By combining these two SaaS (Software-as-a-Service) platforms, Titan and GRADA can tokenize a share class or asset while ensuring KYC is verified both on the token holder and anyone who purchases the token on a secondary market. The smart contract used for tokenizing the class/asset interfaces with the platforms to confirm that all the requirements to hold that token by an investor are met.
For example, if a fund’s investment parameters include ensuring KYC is complete, excluding U.S. citizens, allowing only “qualified investors” and having a minimum equivalent to US$250,000, then these parameters are written in to the contract. When a transaction occurs, the smart contract calls the GRADA platform. The GRADA platform assesses the parameters against the data from both the seller and buyer and returns a result indicating whether the transaction can proceed or not. If the transaction proceeds, the smart contract writes it to the blockchain. Once confirmed in the blockchain, GRADA pushes the transaction details into Titan along with any required investor information or related KYC documentation.
The required integration of this process is made easier by both platforms sharing the same DNA. The Titan Platform was originally architected by Peter McKiernan, co-founder of AdvancedAIS, 12 years ago. He is both a chartered accountant and software architect and a few years ago, he saw a need in the finance industry for a centralized KYC and risk analytics system. Using a similar architecture to the Titan Platform, he then designed GRADA.
Although the mention of “tokenization” has many service providers grinding their teeth and seeing things in terms of additional risk, we disagree and are excited about the new opportunities created.

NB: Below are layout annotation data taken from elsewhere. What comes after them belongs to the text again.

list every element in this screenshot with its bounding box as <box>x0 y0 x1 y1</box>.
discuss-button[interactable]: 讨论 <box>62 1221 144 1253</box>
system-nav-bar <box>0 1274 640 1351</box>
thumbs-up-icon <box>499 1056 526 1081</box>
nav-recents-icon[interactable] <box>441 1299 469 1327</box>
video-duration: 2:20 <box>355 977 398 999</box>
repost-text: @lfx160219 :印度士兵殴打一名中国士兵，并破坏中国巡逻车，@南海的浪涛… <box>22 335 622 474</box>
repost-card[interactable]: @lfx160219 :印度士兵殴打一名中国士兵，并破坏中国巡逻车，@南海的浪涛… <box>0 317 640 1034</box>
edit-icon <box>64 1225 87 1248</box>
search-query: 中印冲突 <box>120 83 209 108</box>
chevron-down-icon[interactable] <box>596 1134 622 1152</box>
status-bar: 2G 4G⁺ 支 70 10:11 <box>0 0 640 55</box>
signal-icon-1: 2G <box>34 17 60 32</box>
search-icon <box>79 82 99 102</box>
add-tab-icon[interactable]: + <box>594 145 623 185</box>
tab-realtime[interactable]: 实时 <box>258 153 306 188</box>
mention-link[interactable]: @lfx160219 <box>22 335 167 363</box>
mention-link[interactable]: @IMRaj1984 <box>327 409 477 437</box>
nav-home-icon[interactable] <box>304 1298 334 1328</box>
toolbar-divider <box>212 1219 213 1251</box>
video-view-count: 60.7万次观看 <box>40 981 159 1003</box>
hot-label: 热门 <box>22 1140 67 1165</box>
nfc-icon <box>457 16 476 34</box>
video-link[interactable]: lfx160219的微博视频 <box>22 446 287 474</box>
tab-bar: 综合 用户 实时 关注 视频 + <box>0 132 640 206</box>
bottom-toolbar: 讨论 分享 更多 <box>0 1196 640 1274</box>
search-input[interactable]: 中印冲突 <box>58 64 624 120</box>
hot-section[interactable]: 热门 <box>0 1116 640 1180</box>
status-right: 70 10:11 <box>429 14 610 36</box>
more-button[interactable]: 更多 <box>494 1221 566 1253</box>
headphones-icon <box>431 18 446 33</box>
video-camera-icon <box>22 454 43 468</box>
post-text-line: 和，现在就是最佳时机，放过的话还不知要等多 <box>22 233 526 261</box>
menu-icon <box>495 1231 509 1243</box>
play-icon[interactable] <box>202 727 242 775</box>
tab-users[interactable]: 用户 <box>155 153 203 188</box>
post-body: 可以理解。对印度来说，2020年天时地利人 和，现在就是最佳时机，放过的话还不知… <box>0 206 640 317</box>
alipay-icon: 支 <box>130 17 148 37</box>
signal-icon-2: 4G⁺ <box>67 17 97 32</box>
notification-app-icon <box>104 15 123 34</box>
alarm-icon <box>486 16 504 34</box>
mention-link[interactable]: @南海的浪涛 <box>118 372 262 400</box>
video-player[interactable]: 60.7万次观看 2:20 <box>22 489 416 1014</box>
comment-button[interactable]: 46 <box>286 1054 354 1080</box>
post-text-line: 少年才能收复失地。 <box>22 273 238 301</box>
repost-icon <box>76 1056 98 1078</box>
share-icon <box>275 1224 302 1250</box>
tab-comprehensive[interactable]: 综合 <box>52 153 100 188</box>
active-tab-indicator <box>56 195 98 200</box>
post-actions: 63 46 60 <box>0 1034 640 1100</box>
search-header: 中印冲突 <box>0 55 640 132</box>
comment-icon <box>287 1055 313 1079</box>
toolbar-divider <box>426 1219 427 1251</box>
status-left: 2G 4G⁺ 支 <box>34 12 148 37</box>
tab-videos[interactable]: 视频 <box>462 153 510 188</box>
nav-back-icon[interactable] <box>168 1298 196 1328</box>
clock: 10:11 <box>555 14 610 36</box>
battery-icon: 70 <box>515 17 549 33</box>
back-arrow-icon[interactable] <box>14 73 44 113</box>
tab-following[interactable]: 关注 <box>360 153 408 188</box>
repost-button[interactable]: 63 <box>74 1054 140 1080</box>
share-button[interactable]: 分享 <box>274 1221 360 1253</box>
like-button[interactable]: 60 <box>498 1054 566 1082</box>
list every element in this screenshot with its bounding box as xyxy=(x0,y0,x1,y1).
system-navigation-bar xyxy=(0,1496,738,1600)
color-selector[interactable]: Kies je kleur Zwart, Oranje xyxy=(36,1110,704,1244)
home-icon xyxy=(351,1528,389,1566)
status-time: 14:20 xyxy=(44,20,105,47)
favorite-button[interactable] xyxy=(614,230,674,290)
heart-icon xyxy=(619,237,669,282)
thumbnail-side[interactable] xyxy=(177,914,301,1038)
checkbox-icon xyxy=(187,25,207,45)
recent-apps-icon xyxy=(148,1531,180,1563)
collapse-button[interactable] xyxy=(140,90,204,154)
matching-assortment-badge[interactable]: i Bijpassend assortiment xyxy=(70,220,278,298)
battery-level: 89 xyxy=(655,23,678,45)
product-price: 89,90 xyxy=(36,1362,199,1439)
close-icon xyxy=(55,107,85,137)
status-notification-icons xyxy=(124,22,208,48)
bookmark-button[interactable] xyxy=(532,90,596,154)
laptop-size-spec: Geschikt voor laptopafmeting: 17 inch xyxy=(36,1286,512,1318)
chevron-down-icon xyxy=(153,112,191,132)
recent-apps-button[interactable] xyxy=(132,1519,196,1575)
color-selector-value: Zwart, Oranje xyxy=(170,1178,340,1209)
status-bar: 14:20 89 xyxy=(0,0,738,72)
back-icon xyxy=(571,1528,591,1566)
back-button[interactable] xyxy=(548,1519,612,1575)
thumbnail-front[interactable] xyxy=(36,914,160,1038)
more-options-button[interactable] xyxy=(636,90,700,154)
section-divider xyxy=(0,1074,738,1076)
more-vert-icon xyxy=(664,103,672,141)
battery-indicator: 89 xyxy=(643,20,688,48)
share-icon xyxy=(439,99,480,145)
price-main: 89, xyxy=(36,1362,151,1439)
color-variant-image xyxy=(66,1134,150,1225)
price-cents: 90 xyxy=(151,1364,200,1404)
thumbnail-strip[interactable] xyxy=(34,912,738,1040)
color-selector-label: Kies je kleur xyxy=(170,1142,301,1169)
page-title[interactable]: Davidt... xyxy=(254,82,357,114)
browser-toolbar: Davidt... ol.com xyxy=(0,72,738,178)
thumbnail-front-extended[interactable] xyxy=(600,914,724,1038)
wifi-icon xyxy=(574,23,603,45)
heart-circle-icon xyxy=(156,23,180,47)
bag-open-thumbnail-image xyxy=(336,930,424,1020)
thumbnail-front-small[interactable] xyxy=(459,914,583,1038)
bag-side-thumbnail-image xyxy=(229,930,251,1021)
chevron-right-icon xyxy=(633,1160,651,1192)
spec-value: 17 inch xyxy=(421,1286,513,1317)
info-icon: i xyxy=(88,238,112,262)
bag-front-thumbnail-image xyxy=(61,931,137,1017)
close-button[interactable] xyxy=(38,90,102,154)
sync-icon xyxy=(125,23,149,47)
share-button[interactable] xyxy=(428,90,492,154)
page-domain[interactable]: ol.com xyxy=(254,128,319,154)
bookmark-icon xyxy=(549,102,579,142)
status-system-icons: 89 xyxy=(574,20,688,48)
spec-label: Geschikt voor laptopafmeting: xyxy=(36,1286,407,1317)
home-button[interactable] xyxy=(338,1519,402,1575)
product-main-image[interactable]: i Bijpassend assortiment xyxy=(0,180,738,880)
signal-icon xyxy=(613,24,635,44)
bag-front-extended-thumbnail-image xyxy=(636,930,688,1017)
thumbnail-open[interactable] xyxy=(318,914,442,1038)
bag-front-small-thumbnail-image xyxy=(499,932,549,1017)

We believe the use of tokenized funds and smart contracts is going to open up a whole new world. For example, historically, private equity (PE) managers would go about sourcing funds first, and then look for deals to invest in. With the use of smart contracts, PE managers can market the deal to investors first, noting that they need a certain total of investment before the deal can proceed. This can all be built into a smart contract. In this way, investors are assured that should the total capital raise not be successful, their money will be returned. This will turn the PE deal raising process upside down. And that is just one example of the various opportunities that will arise due to the use of smart contracts.
While gathering feedback about how the industry would feel about working with our platforms on crypto and tokenization, we had a lot of interest from various parties and a ton of idea generation of how to create this ecosystem that would benefit anyone involved in the crypto industry.
For instance, we saw a need for liquidity for token holders and while talking to a market maker out of Chicago, we got them comfortable with how GRADA and Titan would eliminate risk and they offered to provide this liquidity. We were also talking to an exchange in Canada and again, once we explained to them how our technology mitigates risk, they offered to act as a crypto exchange.
It is an exciting and fast-changing industry. Many service providers are just wrapping their heads around understanding it, identifying the associated risks and figuring out where they fit into the landscape. The companies that can get there first are going to do well.